Das einzige „Chassidische“ an den meisten dieser Lieder waren ihre relativ kurzen Melodien und traditionellen Texte. Dennoch ermutigte das Vorhandensein eingängiger neuer Melodien für kurze liturgische Texte dazu, viele dieser Lieder in den Gebeten amerikanischer Juden zu verwenden, die nach leicht zu lernenden Melodien und mehr Gemeindegesang suchten – sogar von Kongressabgeordneten, die nicht fließend Hebräisch sprachen. Carlebachs ve-Ha’er Einenu sprang schnell wieder in die Morgengottesdienste zurück, aus denen die Texte übernommen wurden, und Nurit Hirshs (geb. 1942) Oseh Shalom startete nicht nur ihre spätere Karriere (die sich fast ausschließlich auf weltliche Lieder beschränkte), sondern wurde auch zu einem festen Bestandteil der Gottesdienste an Wochentagen und Sabbaten in unzähligen Synagogen auf dem ganzen Kontinent.
Das rechts-orthodoxe Lager brachte auch Interpreten und Ensembles hervor, die liturgische Texte in nicht-liturgischen Räumen sangen. Diese Gruppen waren sicherlich nicht von dem Wunsch motiviert, sich das musikalische Vokabular Amerikas anzueignen. Vielmehr suchte die chassidische Gemeinschaft Zuflucht vor der modernen populären Musik – und insbesondere vor deren Lyrik -, indem sie neue Melodien im alten europäischen Stil der Ba’al-Shem Tov [dem Begründer des Chassidismus] und seiner Anhänger schuf. Am beliebtesten waren die Knabenchöre, die sich unter der Ägide von Pirchei Agudas Yisroel (wörtlich: die „Blüten der Gesellschaft Israels“) zu Ensembles zusammenschlossen. Was den ersten dieser Gruppen an stimmlichem Feinschliff fehlte, machten sie durch ihre enthusiastischen Darbietungen von Ohrwürmern mit raffinierten Arrangements und beeindruckender Instrumentalbegleitung wett. Melodien wie „Urah Kevodi,“ von Moshe Greiniman, übersprang schnell die Grenzen, die die Chassidim von den modernen Orthodoxen trennen, und von dort war es ein kurzer Sprung zu den religiös orientierten Sommerlagern, Schulen und Jugendbewegungen mit unterschiedlichen politischen und theologischen Ausrichtungen.

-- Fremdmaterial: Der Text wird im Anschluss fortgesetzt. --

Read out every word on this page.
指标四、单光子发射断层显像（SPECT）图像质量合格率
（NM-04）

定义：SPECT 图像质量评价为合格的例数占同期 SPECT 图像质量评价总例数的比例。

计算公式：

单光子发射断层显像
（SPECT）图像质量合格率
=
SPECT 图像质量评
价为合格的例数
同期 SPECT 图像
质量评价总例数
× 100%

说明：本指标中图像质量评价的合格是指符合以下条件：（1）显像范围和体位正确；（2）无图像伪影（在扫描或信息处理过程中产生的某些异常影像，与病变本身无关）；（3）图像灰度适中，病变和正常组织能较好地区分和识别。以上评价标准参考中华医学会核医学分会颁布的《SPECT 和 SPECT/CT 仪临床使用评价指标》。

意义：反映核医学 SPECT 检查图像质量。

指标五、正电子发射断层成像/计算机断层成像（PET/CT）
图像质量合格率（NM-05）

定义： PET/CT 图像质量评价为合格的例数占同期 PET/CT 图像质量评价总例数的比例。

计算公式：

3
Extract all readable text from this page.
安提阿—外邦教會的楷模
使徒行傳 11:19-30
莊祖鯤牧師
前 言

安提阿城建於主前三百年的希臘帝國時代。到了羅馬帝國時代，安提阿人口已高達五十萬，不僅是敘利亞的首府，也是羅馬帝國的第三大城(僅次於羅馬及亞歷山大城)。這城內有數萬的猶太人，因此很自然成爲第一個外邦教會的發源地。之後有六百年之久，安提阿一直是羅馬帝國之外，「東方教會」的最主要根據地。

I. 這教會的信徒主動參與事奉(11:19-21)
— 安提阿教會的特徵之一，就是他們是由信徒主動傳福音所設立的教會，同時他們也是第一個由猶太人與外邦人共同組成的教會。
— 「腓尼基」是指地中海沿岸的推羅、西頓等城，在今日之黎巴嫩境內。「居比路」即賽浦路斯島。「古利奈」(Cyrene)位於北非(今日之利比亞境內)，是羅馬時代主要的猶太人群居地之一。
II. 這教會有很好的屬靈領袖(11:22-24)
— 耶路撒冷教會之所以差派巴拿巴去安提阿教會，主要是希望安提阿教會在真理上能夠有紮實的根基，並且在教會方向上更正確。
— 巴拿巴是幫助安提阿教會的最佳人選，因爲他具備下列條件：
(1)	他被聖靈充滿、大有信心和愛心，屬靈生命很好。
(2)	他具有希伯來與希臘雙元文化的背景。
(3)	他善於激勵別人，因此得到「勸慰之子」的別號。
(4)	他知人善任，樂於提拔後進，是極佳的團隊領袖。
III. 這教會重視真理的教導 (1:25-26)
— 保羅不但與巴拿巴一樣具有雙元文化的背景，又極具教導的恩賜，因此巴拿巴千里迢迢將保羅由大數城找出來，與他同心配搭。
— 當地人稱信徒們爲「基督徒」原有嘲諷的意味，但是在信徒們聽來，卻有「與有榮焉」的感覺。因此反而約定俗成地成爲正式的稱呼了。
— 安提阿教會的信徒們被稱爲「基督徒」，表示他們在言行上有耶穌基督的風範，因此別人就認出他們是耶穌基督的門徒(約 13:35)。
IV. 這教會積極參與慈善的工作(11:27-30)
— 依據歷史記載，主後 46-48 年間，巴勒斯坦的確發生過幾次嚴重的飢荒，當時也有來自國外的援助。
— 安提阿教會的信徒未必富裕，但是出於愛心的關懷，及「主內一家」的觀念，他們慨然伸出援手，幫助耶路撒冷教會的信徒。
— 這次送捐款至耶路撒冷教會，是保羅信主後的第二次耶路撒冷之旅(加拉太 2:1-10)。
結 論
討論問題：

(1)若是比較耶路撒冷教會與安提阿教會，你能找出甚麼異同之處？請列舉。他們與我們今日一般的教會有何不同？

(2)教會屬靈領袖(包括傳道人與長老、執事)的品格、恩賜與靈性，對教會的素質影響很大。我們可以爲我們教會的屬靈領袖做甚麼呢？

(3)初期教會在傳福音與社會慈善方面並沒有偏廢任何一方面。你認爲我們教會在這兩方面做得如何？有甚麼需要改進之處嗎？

Shlomo Carlebach gehörte zu den ersten Liedermachern aus dem orthodoxen Lager. Carlebach nutzte seine Musik, um Juden aller Herkunft zu erreichen. Die begrenzten Texte und absichtlich wiederholten chassidischen Lieder, die er schrieb und sang (durchsetzt mit seinen eigenen Geschichten und inspirierenden religiösen Botschaften), waren der Schlüssel zu seinen Bemühungen, Juden zu erreichen, und ermöglichten es jüdischen, ungebildeten Mitgliedern seines Publikums, Teil des Musikschaffens zu werden. Für viele gehörte dies auch zu ihren eindrücklichsten jüdischen Erfahrungen – Begegnungen, die sie nicht innerhalb der Synagogenumgebung gesucht hätten, die sie aber auf dem College-Campus in Kalifornien, in den Kaffeehäusern des New Yorker Greenwich Village und in Hunderten von formellen und informellen Zusammenkünften zwischendurch eifrig anstrebten.